Jan Reis claimed in the Polk County District Court lawsuit that her former boss, Hulon Walker, the CEO of Care Initiatives, harassed her during most of her decade of employment, which ended when she was fired in 2005.
According to the lawsuit filed in April 2006, Walker served as president, chief executive officer and chairman of the board of the nonprofit West Des Moines senior care center company.
It operates more than 50 nursing homes throughout the state of Iowa.
Reis was seeking unspecified compensation and damages, as well as punitive damages.
She claimed Walker subjected her to a sexually hostile work environment including grabbing and fondling her, kissing her, showing her photos of naked women and making sexually inappropriate comments.
Walker filed a counterclaim alleging Reis’ lawsuit was an abuse of process.
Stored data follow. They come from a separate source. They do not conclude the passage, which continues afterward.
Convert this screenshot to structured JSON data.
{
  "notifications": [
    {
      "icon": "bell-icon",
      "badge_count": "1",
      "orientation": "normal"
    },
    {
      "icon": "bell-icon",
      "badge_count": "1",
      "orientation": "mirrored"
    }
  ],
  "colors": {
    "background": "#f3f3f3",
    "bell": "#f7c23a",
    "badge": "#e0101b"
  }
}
He claimed that she had filed the lawsuit with the intent of coercing a settlement from Care Initiatives.
After Walker’s counterclaim was filed, Reis filed for dismissal of her lawsuit and of Walker’s countersuit.
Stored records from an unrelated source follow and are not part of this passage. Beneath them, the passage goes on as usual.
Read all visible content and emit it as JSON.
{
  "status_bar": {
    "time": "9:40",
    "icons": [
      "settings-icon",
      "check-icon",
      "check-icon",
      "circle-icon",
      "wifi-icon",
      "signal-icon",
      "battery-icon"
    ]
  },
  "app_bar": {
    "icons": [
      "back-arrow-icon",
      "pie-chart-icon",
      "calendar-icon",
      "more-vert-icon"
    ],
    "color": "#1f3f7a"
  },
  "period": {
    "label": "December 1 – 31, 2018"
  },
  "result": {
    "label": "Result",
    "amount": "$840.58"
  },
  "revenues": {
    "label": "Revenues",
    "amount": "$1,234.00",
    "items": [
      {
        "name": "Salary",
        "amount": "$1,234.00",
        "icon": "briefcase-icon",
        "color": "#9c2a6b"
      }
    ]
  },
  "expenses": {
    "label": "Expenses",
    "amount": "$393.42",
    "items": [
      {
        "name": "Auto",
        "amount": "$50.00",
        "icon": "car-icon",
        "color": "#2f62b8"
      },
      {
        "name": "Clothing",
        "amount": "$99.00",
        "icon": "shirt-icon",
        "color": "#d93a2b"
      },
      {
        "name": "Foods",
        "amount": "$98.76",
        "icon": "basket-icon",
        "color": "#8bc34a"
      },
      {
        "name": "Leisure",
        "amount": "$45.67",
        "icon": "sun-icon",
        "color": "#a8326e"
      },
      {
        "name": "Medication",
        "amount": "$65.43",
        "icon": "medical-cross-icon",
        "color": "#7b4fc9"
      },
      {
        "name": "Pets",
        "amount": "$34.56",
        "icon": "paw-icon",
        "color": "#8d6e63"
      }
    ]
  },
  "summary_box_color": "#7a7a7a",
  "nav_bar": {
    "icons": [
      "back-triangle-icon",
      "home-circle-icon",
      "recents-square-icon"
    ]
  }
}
Federal Judge Ronald Longstaff granted both motions, but Walker appealed to the 8th U.S. Circuit Court of Appeals.
Longstaff concluded that Reis’ lawsuit was not an improper purpose as a matter of Iowa law, and the appeals court agreed in its ruling filed on Monday.
Walker had argued that his counterclaim should not have been dismissed because he alleged he had suffered mental anguish and collateral damage to his personal and business reputation.
To assert those allegations, the appeals court said Walker should have amended his counterclaim petition.
Since he did not, the court said he had not preserved those arguments for appeal.
“We decline to consider a theory not preserved in the district court,” the appeals court said.